Pemphigus foliaceus (PF) is an autoimmune blistering skin disease related to the more common pemphigus vulgaris (PV). In PV, autoantibodies target desmosomal adhesion molecules desmoglein (dsg) 1 and 3, leading to intraepithelial split formation. This process, known as acantholysis, clinically manifests as vesicles and erosions in the skin and mucous membranes resulting in scaling and bleeding. PF is distinguished by autoantibodies that exclusively target dsg1, affecting only the outer skin, not the mucous membranes. Lesions typically appear in seborrheic areas such as the upper trunk, face and scalp, where subcorneal blister formation leads to puff pastry-like lesions.
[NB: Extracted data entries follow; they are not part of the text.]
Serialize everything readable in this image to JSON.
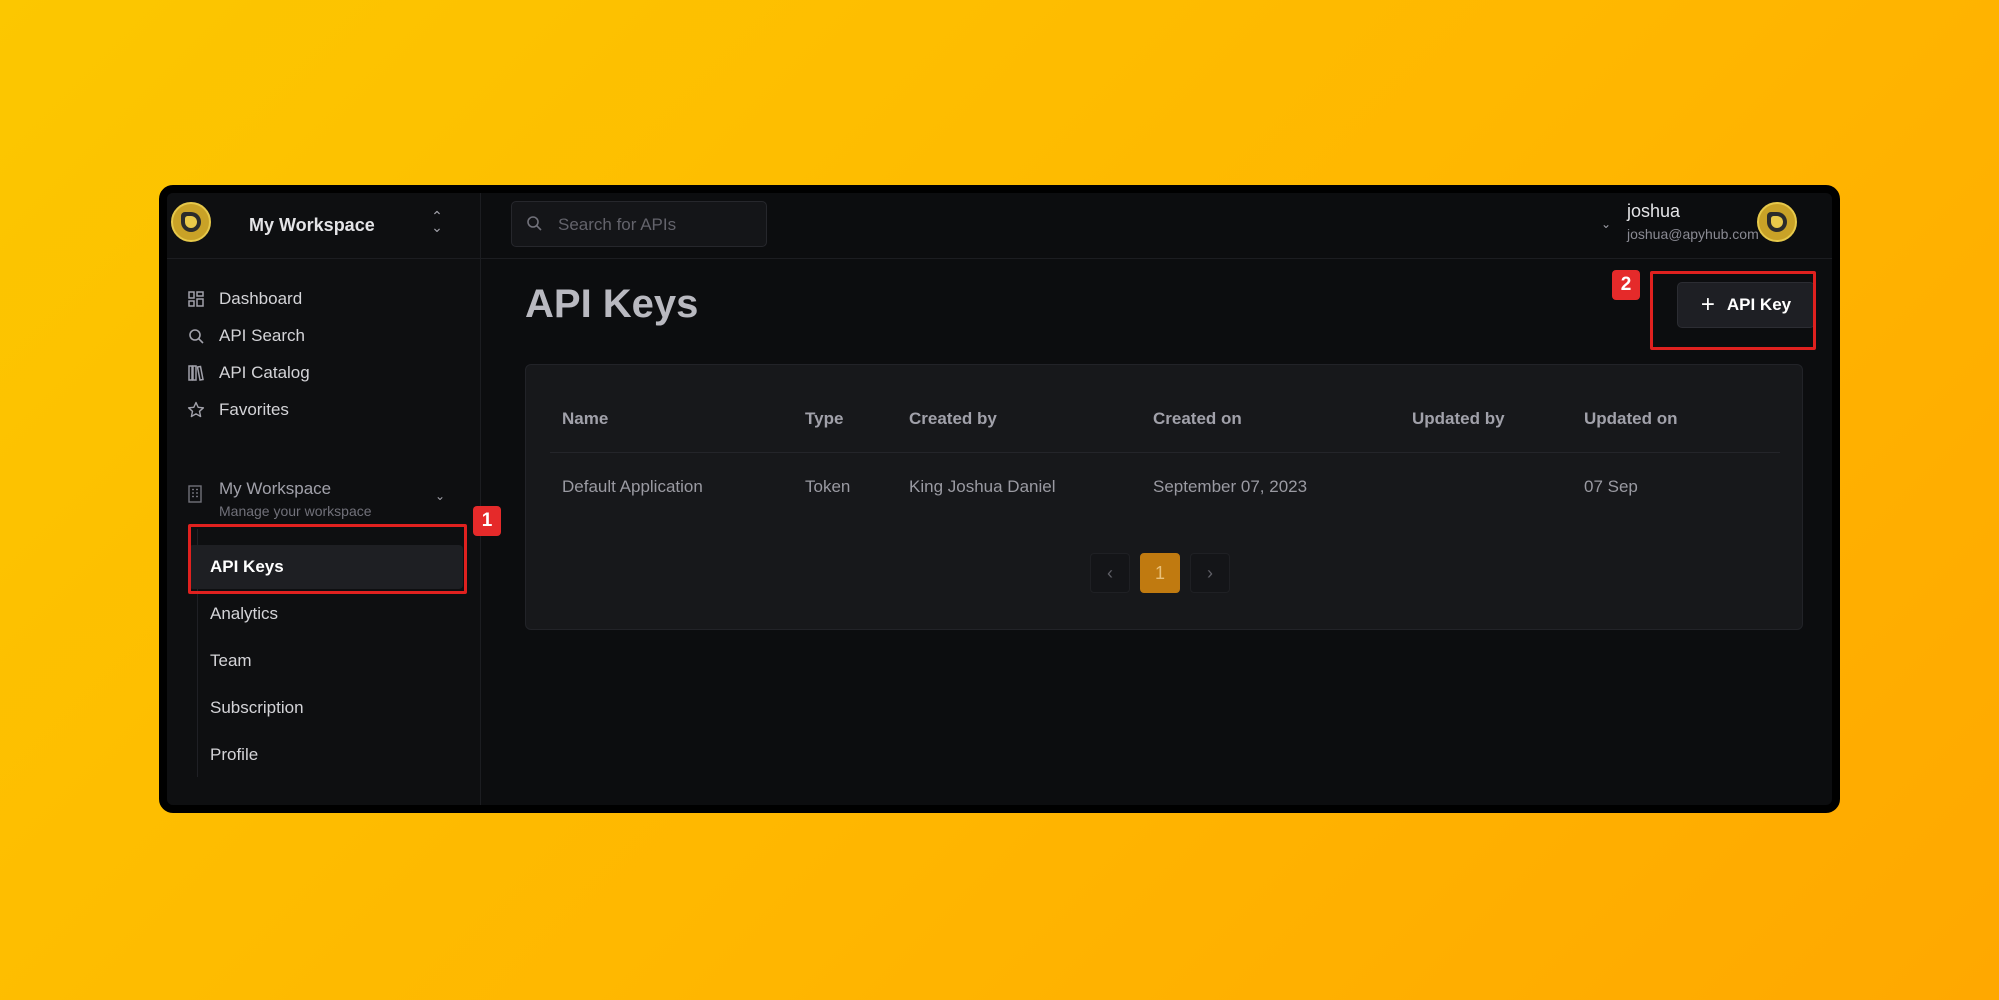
{
  "workspace": {
    "name": "My Workspace"
  },
  "search": {
    "placeholder": "Search for APIs",
    "value": ""
  },
  "user": {
    "name": "joshua",
    "email": "joshua@apyhub.com"
  },
  "sidebar": {
    "items": [
      {
        "label": "Dashboard",
        "icon": "grid-icon"
      },
      {
        "label": "API Search",
        "icon": "search-icon"
      },
      {
        "label": "API Catalog",
        "icon": "book-icon"
      },
      {
        "label": "Favorites",
        "icon": "star-icon"
      }
    ],
    "group": {
      "title": "My Workspace",
      "subtitle": "Manage your workspace",
      "icon": "building-icon"
    },
    "subitems": [
      {
        "label": "API Keys",
        "active": true
      },
      {
        "label": "Analytics"
      },
      {
        "label": "Team"
      },
      {
        "label": "Subscription"
      },
      {
        "label": "Profile"
      }
    ]
  },
  "main": {
    "title": "API Keys",
    "add_button_label": "API Key",
    "table": {
      "headers": [
        "Name",
        "Type",
        "Created by",
        "Created on",
        "Updated by",
        "Updated on"
      ],
      "rows": [
        [
          "Default Application",
          "Token",
          "King Joshua Daniel",
          "September 07, 2023",
          "",
          "07 Sep"
        ]
      ]
    },
    "pagination": {
      "current": "1",
      "prev": "‹",
      "next": "›"
    }
  },
  "annotations": [
    "1",
    "2"
  ],
  "colors": {
    "background": "#ffb700",
    "highlight": "#e0211f",
    "accent": "#c07a10"
  }
}
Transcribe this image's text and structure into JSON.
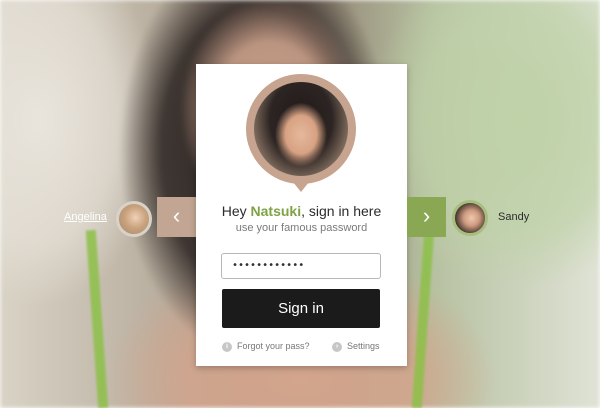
{
  "card": {
    "greeting_prefix": "Hey ",
    "greeting_name": "Natsuki",
    "greeting_suffix": ", sign in here",
    "subtitle": "use your famous password",
    "password_value": "••••••••••••",
    "signin_label": "Sign in",
    "forgot_label": "Forgot your pass?",
    "settings_label": "Settings"
  },
  "nav": {
    "prev_user": "Angelina",
    "next_user": "Sandy",
    "prev_icon": "chevron-left-icon",
    "next_icon": "chevron-right-icon"
  },
  "colors": {
    "accent_green": "#8aa754",
    "accent_tan": "#c2a693",
    "button_dark": "#1b1b1b"
  }
}
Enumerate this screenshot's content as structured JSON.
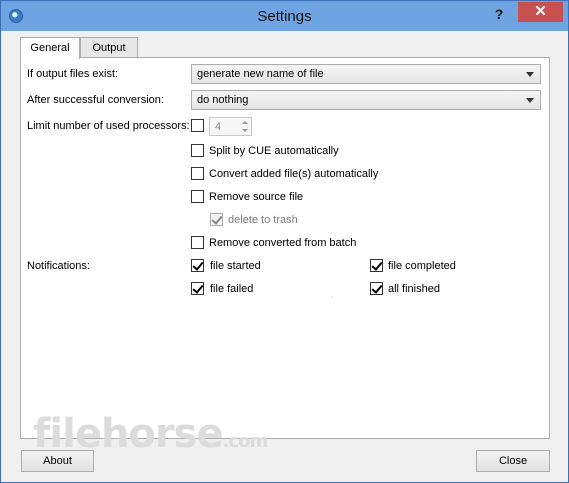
{
  "window": {
    "title": "Settings",
    "help_label": "?",
    "close_label": "✕"
  },
  "tabs": [
    {
      "label": "General"
    },
    {
      "label": "Output"
    }
  ],
  "general": {
    "output_exists_label": "If output files exist:",
    "output_exists_value": "generate new name of file",
    "after_conversion_label": "After successful conversion:",
    "after_conversion_value": "do nothing",
    "limit_processors_label": "Limit number of used processors:",
    "processors_value": "4",
    "split_cue": "Split by CUE automatically",
    "convert_added": "Convert added file(s) automatically",
    "remove_source": "Remove source file",
    "delete_to_trash": "delete to trash",
    "remove_converted": "Remove converted from batch",
    "notifications_label": "Notifications:",
    "file_started": "file started",
    "file_completed": "file completed",
    "file_failed": "file failed",
    "all_finished": "all finished"
  },
  "watermark": {
    "text": "filehorse",
    "suffix": ".com"
  },
  "footer": {
    "about_label": "About",
    "close_label": "Close"
  }
}
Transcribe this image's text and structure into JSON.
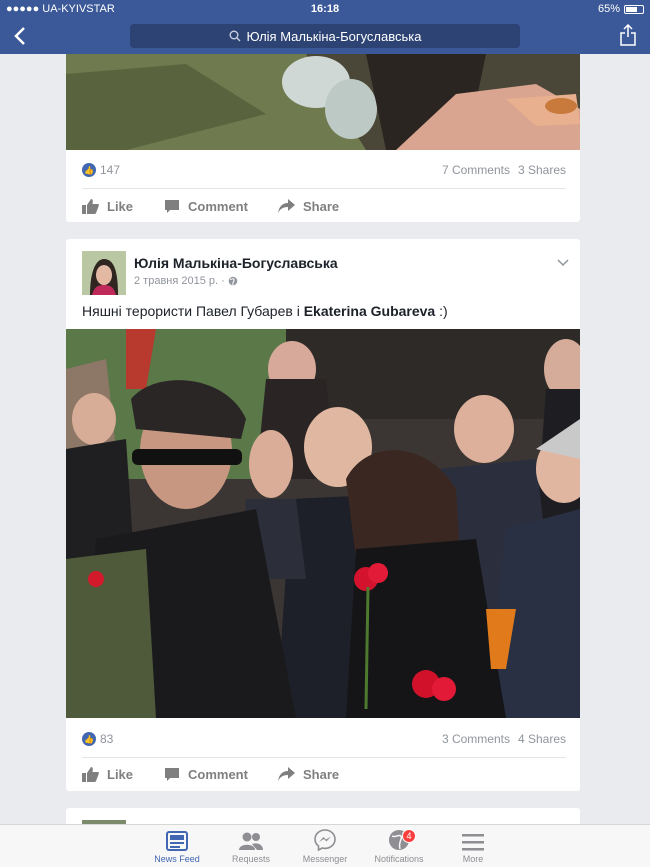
{
  "status_bar": {
    "carrier": "●●●●● UA-KYIVSTAR",
    "time": "16:18",
    "battery": "65%"
  },
  "nav": {
    "search_title": "Юлія Малькіна-Богуславська"
  },
  "post1": {
    "likes": "147",
    "comments": "7 Comments",
    "shares": "3 Shares"
  },
  "post2": {
    "author": "Юлія Малькіна-Богуславська",
    "date": "2 травня 2015 р.",
    "text_plain": "Няшні терористи Павел Губарев  і ",
    "text_bold": "Ekaterina Gubareva",
    "text_end": " :)",
    "likes": "83",
    "comments": "3 Comments",
    "shares": "4 Shares"
  },
  "actions": {
    "like": "Like",
    "comment": "Comment",
    "share": "Share"
  },
  "tabs": [
    {
      "label": "News Feed",
      "icon": "news-feed-icon",
      "active": true
    },
    {
      "label": "Requests",
      "icon": "requests-icon"
    },
    {
      "label": "Messenger",
      "icon": "messenger-icon"
    },
    {
      "label": "Notifications",
      "icon": "globe-icon",
      "badge": "4"
    },
    {
      "label": "More",
      "icon": "menu-icon"
    }
  ],
  "colors": {
    "brand": "#3b5998",
    "accent": "#4267b2",
    "badge": "#fa3e3e"
  }
}
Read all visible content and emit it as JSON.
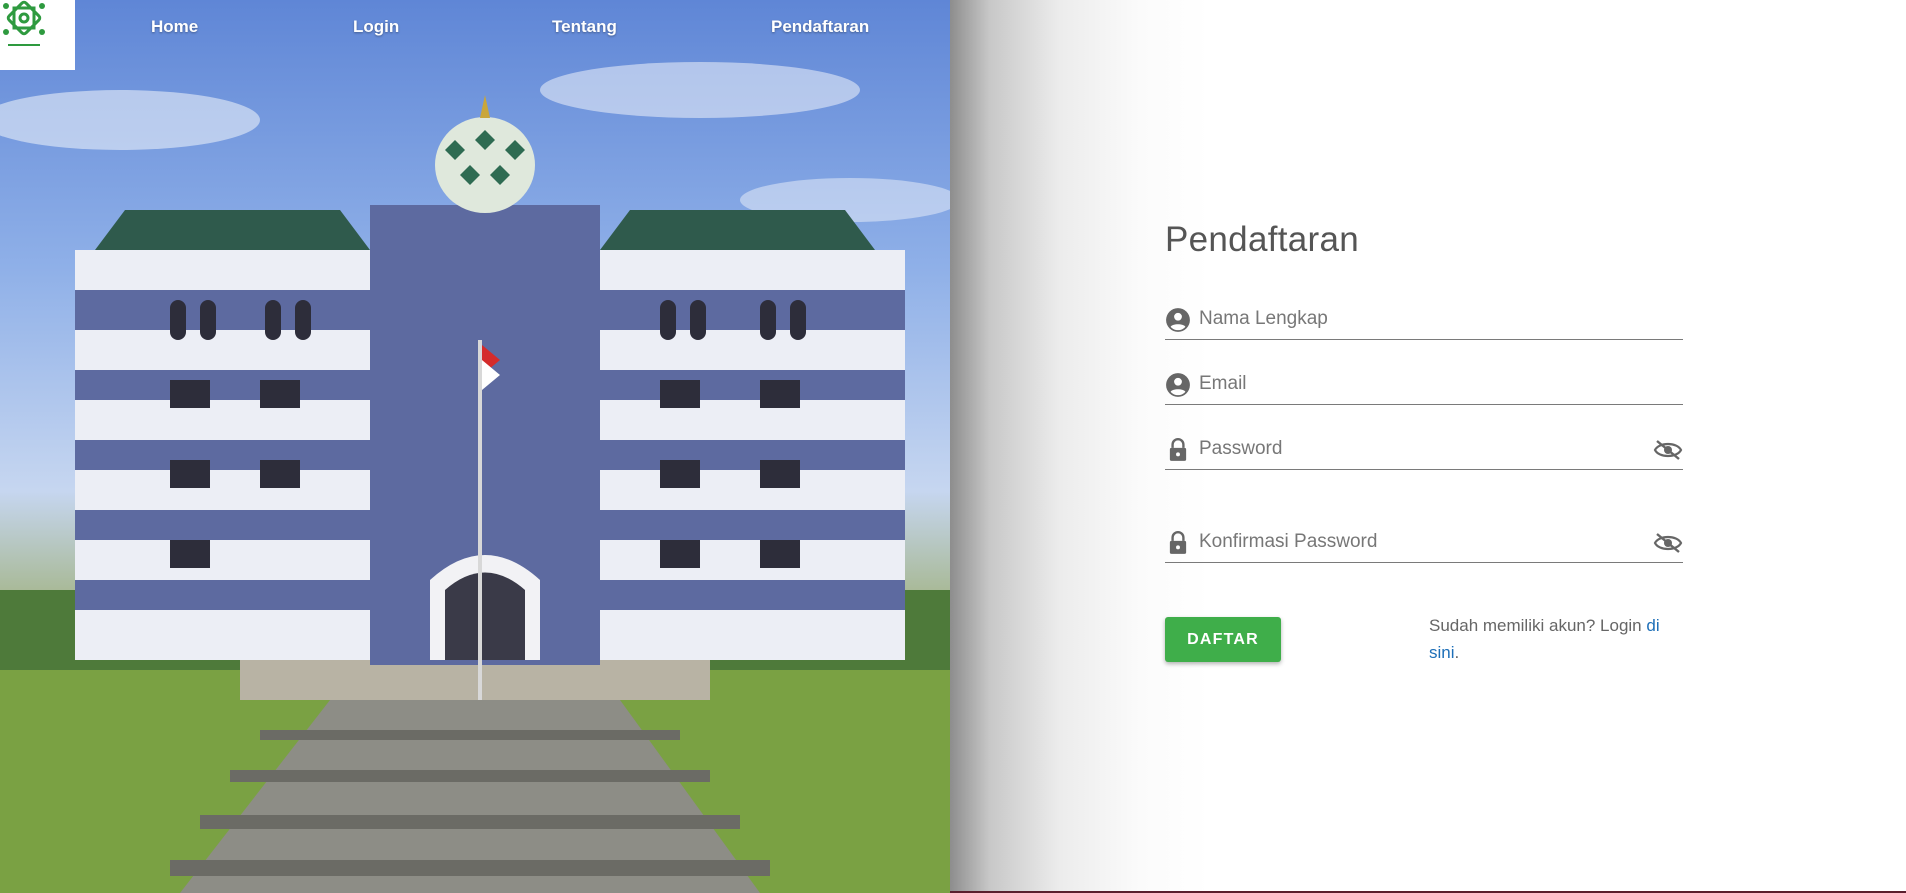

Current treatments for PF include high-dose systemic corticosteroids, immunoapheresis of circulating autoantibodies and intravenous immunoglobulins, including the anti-CD20 antibody Rituximab. However, no targeted treatments have been established yet. This project aims to determine whether PF shares a similar pathomechanism with PV and to clarify the role of kinases in this process. The HSOC model for PF replicates intraepidermal split formation by introducing a specific single-chain variable fragment (scFv). My goal is to evaluate the effectiveness of kinase inhibitors using this HSOC model for PF.